For the three months combined, the number of jobs rose by 406,000, for a three-month average of 135,000. It shows a slowdown in growth from earlier this year, but it’s far higher than a couple of periods last year with negative readings.
The total number of workers, from employees at companies to the self-employed, exceeded 160 million for the first time in January 2023. This is the three-month average of total employment, which irons out some of the ups and downs
The number of unemployed people who are actively looking for a job rose in May from the 22-year low in April, to 6.1 million unemployed, according to the Household Survey.
The chart shows the three-month average, which irons out some of the monthly ups and downs to reveal the trends, which are still wobbling along historic lows:
The labor force continues to grow. In May 130,000 people joined the labor force, which rose to 166.8 million people who are either working or actively looking for work.
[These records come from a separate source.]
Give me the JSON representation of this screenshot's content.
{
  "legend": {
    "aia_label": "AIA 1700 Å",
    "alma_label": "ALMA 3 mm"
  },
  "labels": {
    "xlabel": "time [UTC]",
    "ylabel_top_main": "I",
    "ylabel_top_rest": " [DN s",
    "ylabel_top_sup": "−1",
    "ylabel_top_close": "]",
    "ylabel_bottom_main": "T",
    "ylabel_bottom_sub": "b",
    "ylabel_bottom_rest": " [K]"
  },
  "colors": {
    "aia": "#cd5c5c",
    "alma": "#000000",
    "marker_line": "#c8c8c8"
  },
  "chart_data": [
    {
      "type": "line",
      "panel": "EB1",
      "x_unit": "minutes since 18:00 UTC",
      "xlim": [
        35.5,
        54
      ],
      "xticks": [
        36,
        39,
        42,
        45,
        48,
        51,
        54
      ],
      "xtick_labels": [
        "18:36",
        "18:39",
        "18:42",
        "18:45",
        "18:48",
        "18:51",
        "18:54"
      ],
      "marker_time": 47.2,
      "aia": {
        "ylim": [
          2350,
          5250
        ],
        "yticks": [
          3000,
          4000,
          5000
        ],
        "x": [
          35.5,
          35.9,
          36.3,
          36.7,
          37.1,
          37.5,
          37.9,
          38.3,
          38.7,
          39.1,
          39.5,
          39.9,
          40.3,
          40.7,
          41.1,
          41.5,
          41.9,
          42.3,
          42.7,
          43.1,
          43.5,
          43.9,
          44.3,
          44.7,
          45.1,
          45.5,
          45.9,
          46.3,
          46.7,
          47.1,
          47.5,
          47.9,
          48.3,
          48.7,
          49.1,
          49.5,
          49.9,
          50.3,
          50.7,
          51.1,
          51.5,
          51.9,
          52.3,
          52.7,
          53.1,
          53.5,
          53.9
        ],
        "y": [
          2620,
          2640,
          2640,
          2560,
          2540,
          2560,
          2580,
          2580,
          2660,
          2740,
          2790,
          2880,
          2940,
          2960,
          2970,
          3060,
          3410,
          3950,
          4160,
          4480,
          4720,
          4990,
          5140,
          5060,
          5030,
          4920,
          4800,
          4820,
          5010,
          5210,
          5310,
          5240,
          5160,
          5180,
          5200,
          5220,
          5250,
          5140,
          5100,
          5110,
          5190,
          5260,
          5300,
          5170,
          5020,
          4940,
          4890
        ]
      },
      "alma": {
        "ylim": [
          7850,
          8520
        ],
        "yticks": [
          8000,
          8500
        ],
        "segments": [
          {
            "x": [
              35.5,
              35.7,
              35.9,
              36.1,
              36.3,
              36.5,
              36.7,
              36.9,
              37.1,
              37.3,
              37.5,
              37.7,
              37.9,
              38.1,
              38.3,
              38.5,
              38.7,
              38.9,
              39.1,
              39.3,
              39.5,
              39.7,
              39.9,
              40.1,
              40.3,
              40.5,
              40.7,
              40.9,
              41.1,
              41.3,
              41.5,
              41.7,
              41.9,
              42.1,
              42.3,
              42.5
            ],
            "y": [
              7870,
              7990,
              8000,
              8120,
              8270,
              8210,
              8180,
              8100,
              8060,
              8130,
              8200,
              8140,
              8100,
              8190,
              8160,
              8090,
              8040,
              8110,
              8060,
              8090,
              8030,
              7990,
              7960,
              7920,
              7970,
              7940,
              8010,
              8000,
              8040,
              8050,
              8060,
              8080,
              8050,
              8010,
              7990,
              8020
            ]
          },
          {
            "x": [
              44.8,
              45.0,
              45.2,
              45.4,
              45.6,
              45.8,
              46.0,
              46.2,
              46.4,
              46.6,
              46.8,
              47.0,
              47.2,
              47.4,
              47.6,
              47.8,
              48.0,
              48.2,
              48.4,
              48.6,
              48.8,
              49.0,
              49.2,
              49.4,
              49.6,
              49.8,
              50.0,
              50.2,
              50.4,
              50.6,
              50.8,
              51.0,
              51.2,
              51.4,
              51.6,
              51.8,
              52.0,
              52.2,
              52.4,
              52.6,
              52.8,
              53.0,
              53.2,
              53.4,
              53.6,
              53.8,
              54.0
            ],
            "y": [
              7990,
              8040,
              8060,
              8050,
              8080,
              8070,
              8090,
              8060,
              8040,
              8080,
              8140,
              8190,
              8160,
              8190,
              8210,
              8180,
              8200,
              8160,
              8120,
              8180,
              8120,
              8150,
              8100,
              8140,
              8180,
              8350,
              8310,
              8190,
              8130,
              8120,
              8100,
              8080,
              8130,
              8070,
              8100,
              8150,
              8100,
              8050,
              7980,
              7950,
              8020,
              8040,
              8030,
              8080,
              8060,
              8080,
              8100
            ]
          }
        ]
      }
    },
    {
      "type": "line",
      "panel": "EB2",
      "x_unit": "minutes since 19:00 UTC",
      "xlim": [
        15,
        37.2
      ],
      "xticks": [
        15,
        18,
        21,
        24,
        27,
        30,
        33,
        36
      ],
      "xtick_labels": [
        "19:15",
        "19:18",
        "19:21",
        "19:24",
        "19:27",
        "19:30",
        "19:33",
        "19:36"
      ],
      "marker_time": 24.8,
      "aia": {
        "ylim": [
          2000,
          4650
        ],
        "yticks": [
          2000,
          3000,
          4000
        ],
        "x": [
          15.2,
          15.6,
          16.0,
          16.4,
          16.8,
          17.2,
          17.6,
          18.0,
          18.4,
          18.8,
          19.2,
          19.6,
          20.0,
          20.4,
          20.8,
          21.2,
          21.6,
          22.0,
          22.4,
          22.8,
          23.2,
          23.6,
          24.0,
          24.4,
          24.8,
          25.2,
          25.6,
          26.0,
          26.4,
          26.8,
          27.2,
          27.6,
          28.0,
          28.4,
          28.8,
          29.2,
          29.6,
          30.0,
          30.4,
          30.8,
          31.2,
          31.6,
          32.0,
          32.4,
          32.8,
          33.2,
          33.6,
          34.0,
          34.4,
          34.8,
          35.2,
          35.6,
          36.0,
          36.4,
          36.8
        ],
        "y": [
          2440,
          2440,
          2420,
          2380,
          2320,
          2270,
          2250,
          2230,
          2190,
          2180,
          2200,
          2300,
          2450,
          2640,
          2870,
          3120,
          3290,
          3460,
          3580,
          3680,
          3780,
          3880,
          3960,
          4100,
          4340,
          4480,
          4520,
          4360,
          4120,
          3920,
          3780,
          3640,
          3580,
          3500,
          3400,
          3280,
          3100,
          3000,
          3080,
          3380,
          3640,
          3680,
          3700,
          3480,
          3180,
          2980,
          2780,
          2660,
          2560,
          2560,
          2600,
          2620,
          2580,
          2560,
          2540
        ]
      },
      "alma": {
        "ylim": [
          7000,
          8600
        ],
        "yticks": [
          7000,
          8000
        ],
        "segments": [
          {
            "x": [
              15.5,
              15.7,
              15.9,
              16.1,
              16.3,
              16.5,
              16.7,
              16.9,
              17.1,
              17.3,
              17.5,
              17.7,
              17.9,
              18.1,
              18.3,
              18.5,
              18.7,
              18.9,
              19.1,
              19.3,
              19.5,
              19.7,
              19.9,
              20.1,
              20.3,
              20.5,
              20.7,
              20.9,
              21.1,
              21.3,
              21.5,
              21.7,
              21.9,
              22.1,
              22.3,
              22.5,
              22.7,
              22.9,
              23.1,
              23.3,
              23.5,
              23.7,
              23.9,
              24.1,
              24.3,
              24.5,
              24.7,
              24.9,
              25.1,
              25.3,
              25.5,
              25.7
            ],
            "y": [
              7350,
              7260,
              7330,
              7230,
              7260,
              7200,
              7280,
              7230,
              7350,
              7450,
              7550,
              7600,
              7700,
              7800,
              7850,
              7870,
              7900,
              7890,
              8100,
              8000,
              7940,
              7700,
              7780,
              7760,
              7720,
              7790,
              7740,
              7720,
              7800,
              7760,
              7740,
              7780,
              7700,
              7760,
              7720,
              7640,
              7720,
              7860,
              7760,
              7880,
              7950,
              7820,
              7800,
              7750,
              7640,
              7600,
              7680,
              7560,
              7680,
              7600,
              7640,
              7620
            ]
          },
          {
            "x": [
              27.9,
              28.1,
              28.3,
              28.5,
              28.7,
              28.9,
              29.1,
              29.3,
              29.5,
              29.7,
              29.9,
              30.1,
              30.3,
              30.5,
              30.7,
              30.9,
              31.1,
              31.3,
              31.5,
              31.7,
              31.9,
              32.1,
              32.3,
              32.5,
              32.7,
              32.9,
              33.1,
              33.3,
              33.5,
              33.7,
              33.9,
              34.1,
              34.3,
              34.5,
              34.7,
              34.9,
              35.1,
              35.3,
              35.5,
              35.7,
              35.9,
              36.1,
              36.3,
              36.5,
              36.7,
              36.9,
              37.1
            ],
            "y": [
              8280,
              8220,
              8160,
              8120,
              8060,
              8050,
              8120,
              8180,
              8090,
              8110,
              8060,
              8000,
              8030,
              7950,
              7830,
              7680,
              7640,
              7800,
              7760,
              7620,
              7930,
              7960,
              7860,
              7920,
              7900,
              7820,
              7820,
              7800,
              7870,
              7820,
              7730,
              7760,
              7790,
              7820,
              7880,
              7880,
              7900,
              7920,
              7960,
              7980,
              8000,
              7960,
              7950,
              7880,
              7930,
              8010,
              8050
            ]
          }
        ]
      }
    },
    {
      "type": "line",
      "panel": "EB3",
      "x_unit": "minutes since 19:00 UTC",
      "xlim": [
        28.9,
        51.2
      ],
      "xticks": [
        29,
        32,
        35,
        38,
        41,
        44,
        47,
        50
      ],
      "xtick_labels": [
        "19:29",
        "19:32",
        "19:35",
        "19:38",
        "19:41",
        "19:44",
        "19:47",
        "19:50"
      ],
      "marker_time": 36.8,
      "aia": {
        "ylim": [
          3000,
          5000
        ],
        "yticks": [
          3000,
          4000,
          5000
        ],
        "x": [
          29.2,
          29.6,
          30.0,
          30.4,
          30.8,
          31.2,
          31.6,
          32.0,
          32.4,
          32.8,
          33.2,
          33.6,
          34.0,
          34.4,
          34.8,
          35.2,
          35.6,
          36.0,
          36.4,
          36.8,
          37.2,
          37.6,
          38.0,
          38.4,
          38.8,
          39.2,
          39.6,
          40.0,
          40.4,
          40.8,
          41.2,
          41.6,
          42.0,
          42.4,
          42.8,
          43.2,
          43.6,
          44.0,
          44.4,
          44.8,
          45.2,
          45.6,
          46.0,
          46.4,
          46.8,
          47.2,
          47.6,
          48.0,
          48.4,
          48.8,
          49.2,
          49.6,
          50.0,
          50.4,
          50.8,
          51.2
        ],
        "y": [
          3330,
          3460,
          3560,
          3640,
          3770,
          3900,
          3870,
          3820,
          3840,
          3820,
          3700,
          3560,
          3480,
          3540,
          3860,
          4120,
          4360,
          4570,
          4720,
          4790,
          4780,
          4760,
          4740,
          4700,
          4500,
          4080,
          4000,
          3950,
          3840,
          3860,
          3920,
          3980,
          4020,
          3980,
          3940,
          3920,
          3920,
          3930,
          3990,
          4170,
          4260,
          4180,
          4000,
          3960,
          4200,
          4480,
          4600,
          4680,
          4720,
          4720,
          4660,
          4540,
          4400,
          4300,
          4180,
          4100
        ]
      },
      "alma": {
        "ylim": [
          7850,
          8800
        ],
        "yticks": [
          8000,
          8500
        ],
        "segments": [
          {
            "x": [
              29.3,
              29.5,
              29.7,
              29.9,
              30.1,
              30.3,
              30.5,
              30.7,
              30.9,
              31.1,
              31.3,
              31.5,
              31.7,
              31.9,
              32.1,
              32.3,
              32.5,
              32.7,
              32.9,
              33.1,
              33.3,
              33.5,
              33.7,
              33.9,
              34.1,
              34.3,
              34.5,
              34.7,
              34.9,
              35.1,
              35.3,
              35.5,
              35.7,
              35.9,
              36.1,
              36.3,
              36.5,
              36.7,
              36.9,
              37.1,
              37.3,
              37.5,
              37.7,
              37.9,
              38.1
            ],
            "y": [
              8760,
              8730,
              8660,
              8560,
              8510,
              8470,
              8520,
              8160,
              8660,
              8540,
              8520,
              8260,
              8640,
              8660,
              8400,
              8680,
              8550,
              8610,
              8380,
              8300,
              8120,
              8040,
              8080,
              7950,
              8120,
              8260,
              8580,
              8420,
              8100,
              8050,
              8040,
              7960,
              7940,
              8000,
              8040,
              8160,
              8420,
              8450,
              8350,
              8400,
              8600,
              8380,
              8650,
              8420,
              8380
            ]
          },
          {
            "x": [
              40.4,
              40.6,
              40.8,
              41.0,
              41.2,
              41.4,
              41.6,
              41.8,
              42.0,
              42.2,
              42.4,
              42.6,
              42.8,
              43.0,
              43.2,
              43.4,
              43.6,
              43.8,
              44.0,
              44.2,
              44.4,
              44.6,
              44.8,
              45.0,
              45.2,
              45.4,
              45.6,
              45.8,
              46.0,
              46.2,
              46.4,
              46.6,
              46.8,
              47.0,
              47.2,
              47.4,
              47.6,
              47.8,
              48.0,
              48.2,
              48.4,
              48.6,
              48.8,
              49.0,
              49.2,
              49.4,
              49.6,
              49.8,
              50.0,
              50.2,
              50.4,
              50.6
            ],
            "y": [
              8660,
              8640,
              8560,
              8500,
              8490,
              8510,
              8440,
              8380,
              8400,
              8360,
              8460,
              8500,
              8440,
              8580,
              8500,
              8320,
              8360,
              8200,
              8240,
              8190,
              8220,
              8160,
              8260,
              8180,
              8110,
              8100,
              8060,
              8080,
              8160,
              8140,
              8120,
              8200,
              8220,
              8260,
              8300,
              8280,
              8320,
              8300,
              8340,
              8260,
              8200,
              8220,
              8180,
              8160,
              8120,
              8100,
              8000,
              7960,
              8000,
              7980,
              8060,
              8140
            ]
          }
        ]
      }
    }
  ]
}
The prime-age labor participation rate – people aged 24 through 54 either working or actively looking for work – rose to 83.4% in May, the highest since 2006. The three-month average rose to 83.3%.
This means that people in their prime working age are now participating in the labor market at a rate not seen in 15 years. The prime-age data passes by the issue of the bulging ranks of retirees.
The unemployment rate rose to 3.7%, as tracked by the narrowest unemployment measure, from 3.4% in April, which had been a historic low. The rate rose due to the mix of a larger labor force and more unemployed. The rate has vacillated up and down in the range between 3.4% and 3.8% since February 2022.
The employment-to-population ratio ticked down to 60.3%, from 60.4% in March and April. All three are the highest since before the pandemic. It too points at the bulge of people who retired recently.
Other labor market data also confirm that that the labor market isn’t landing, though some aspects may be cruising at a somewhat lower altitude, and there are the occasional bumps:
- The private-sector ADP National Employment Report yesterday: 278,000 jobs created in May, wages up 6.5%.
- The Job Openings and Labor Turnover Survey (JOLTS) by the BLS: Job openings rose and remain sky high, discharges and layoffs dipped and remain very low)
- Initial claims for unemployment insurance: Dipped recently and remain in the historically low 230,000-range (350,000 might be the beginnings of recessionary levels).
- Continued claims for unemployment insurance: Dipped recently to below 1.8 million after having edged up for a few months (recessionary levels might begin at around 2.7 million).